Dr Jamie Gough
Senior Lecturer in Town and Regional Planning
Room number: D26
Telephone (internal): 26909
Telephone (UK): 0114 222 6909
Telephone (International): +44 114 222 6909
Email: jamie.gough@sheffield.ac.uk
Academic profile
I was awarded a BA in Physics and a PhD in Theoretical Physics both from Corpus Christi College, University of Oxford. In 1976 I was awarded an Mphil in Town and Country Planning by University College, London.
I worked at the National Consumer Council as a consultant on rural transport before being appointed as a Research Fellow and then a Lecturer in the School of Geography and Planning at Middlesex Polytechnic. From 1983 – 86 I worked as a Professional Officer at the Greater London Council working on policy formulation and research.
I became Research Fellow in the School of Management and Economic Studies at University of Sheffield (1988 – 1991), and was appointed to the post of Lecturer in the Department of Geography at the University of Sydney between 1993 and 1996. From 1996 – 2005 I was Senior Lecturer in the Division of Geography and Environmental Studies at Northumbria University.
I was appointed to the post of Senior Lecturer in the Department of Town and Regional Planning, University of Sheffield, in 2005.
Research interests
My research is concerned with the political economy of production and reproduction of people within localities and regions. I have also written extensively on abstract-theoretical and political topics, including the relations between social processes and space, the relations between state and society, models of economic and industrial organisation, and the nature of neoliberalism.
Current research
I am currently doing theoretical writing in three fields:-
• The politics of contemporary cities and regions in the more developed countries
• Theorising the scaling of the state
• Varieties of capitalism.
I am developing proposals for two projects of empirical research based mainly on the use of secondary data on:-
• Generalised rents and the meso-economy of regions: uneven development within South East England
• Recent restructuring of the geographies of work and home in South Yorkshire.
Teaching
My teaching consists of a second-year undergraduate module on urban theory and politics, a Masters module on social theory in planning research, and a fourth-year/Masters module on local economic policy. I am tutor for all the third year undergraduate Extended Essays and Research Projects. I am personal tutor for the third year undergraduate students.

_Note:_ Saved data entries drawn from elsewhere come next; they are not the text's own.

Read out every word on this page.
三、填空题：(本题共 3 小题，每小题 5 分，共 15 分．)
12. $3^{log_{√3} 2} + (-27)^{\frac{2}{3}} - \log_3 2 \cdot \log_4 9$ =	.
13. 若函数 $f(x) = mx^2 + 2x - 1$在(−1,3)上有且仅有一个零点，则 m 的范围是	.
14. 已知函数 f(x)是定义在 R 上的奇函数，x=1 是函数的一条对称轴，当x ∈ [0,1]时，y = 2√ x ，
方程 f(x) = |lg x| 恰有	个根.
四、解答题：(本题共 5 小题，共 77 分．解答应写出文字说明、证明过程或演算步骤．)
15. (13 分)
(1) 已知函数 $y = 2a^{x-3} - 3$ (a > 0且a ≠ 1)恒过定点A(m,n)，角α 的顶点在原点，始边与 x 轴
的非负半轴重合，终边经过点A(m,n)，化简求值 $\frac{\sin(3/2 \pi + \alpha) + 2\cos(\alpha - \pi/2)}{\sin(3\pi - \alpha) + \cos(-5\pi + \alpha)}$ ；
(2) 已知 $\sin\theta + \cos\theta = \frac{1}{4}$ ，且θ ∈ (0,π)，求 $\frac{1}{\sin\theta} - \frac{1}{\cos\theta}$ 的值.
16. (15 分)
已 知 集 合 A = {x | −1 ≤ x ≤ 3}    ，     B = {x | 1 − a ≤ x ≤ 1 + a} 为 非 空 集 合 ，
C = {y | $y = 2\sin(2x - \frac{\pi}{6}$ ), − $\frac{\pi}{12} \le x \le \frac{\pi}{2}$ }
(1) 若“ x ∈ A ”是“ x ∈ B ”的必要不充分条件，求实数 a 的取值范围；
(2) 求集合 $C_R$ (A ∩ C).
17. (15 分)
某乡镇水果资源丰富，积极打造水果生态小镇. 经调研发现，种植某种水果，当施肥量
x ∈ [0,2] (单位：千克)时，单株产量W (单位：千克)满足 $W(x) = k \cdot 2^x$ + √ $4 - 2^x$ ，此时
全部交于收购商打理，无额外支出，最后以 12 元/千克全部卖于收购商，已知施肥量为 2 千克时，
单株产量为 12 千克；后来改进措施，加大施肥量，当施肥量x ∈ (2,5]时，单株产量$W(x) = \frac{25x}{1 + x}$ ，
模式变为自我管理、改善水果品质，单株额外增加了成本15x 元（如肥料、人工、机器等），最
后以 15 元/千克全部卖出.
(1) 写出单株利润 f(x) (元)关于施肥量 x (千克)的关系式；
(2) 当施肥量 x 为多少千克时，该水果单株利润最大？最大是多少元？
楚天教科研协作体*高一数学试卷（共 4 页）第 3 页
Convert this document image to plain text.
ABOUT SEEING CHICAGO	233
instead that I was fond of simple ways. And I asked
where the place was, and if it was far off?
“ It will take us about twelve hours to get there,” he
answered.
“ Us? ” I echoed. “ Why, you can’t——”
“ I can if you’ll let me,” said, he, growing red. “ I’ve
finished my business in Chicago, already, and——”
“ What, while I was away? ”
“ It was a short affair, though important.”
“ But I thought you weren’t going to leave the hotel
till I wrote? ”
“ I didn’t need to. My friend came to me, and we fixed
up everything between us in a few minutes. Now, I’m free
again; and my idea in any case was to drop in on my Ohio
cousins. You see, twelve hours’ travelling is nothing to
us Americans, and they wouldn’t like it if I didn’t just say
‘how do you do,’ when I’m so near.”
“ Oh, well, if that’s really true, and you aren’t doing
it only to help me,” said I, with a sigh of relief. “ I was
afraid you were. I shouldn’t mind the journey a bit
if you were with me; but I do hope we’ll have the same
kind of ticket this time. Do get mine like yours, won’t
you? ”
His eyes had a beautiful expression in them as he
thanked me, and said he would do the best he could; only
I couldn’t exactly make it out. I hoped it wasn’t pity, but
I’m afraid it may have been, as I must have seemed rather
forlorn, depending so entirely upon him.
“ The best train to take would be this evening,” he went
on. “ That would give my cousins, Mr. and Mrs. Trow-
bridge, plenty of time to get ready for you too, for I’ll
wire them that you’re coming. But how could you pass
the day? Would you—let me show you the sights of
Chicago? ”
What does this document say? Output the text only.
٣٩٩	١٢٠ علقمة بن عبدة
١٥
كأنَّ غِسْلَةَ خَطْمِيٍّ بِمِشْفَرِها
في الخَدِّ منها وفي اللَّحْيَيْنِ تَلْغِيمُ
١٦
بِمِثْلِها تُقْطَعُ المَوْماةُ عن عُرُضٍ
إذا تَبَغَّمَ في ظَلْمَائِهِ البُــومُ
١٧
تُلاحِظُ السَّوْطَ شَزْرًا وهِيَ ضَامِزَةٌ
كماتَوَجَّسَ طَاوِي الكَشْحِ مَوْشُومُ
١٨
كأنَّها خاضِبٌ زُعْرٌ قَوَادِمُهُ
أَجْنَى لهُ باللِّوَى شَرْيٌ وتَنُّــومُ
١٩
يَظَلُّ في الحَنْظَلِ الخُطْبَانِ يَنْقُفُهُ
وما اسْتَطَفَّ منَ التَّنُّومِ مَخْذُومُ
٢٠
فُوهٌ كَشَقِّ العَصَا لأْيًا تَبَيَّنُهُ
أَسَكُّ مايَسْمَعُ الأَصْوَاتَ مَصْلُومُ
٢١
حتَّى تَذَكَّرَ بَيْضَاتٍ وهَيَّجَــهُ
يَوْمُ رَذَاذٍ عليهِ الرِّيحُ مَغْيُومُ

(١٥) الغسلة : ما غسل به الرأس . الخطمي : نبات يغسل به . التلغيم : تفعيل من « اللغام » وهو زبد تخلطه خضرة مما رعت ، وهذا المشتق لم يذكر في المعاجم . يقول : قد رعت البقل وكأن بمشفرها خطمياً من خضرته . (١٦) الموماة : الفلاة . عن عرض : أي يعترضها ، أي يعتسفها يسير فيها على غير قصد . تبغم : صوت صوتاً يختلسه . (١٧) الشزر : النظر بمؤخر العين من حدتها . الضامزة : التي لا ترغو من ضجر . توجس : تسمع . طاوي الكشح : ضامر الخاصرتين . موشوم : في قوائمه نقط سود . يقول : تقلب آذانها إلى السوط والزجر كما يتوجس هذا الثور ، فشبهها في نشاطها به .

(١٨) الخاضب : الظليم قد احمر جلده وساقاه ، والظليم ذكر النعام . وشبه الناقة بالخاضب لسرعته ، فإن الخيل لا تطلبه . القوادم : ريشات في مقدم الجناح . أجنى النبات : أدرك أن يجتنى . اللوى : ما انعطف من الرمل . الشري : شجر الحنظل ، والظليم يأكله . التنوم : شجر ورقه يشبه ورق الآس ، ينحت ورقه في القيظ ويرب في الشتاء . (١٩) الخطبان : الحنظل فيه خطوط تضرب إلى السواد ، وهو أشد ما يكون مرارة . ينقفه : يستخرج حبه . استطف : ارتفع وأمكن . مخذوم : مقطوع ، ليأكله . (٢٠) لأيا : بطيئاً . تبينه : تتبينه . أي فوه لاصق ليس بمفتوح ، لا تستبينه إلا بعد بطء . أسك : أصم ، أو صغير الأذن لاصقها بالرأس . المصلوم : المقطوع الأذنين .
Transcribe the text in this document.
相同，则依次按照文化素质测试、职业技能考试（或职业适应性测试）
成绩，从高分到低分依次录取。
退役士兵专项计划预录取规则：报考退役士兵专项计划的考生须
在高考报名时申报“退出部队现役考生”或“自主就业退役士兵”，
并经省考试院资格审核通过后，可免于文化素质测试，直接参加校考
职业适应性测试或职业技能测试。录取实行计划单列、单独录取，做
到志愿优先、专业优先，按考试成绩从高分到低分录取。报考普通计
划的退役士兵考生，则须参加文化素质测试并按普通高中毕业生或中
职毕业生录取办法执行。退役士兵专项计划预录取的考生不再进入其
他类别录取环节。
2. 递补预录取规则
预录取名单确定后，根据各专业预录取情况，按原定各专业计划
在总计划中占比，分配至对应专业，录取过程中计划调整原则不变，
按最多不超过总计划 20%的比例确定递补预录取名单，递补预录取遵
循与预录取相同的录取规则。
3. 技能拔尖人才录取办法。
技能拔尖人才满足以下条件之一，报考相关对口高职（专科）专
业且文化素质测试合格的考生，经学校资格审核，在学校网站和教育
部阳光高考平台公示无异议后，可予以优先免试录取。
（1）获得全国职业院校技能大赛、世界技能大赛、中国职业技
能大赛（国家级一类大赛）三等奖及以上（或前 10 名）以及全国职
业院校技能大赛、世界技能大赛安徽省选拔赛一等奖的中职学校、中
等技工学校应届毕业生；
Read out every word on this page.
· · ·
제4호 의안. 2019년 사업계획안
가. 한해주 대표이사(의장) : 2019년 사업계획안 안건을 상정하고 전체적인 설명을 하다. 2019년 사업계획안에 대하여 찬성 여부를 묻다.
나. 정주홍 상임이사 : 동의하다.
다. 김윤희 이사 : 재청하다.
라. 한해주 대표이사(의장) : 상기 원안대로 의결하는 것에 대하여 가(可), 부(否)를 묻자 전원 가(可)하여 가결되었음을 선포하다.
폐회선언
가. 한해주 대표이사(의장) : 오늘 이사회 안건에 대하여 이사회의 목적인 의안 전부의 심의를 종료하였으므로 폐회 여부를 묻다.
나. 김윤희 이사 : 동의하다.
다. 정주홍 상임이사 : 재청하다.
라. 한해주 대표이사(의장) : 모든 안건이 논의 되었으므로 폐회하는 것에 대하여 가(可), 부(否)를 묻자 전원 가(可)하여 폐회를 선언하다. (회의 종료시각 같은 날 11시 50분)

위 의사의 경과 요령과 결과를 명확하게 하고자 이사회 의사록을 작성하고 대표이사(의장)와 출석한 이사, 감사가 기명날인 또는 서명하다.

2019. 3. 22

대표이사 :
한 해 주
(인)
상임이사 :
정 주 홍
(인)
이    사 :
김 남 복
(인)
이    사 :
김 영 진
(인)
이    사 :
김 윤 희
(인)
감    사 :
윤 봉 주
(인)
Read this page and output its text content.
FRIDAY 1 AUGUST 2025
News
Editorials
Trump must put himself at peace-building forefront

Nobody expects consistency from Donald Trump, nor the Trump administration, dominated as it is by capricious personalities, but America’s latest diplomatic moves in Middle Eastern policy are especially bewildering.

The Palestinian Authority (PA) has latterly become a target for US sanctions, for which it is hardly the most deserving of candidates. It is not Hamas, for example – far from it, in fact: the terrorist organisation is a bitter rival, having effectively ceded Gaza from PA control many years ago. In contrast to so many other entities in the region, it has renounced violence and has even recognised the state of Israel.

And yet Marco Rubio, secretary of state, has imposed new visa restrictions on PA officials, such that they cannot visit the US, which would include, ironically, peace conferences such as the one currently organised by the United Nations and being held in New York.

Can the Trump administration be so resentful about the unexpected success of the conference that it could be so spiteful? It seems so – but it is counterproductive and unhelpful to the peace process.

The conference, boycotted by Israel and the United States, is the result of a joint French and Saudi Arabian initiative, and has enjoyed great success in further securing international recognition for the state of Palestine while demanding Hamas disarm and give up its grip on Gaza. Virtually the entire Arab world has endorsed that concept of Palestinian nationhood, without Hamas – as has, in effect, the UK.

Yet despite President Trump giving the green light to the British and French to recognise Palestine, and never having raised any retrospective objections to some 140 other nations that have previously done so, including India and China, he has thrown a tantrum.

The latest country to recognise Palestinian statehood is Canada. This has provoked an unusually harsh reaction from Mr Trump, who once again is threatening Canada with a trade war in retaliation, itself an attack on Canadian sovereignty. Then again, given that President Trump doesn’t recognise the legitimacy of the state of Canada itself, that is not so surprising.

I teach on a range of undergraduate and postgraduate courses including:
TRP234 Urban Theory and Politics
TRP215 European Urban Field Class
TRP6016 Planning, Social Theory
TrP4350 / 6350 Local and Regional Development
Key publications
• Gough, J. (with Eisenschitz, A. and McCulloch, A.) Spaces of Social Exclusion, Abingdon: Routledge, 2006
• Gough, J. Work, Locality and the Rhythms of Capital, London: Abingdon: Routledge 2005
• Gough, J. (with Eisenschitz, A.) The Politics of Local Economic Policy: the problems and possibilities of local initiative, Basingstoke: Macmillan, 1993
• Gough, J. Changing scale as changing class relations: variety and contradiction in the politics of scale, Political Geography, 23 (2) 185-211, 2004
• Gough, J. Neoliberalism and socialisation in the contemporary city: opposites, complements and instabilities, Antipode, 34 (3) 405-26, 2002 ; republished as Ch.3 in N.Brenner and N.Theodore (eds.) Spaces of Neoliberalism: urban restructuring in North America and Western Europe, Oxford: Blackwell, 2002
Other information
Member of the Editorial Board; Capital and Class, International Planning Studies. Member of Advisory Board Praksis, Ankara. Referee (2007) and member of Advisory Committee (February 2009-11) for the ESRC Personal Research Fellowship of Tim Marshall (Department of Planning, Oxford Brookes University), ‘Governance of infrastructure investment: a European comparison’. During the 1970s I was involved in the squatting movement in London, and in the 1970s and 1980s in the gay movement; since the mid-1990s I have been an active trade unionist.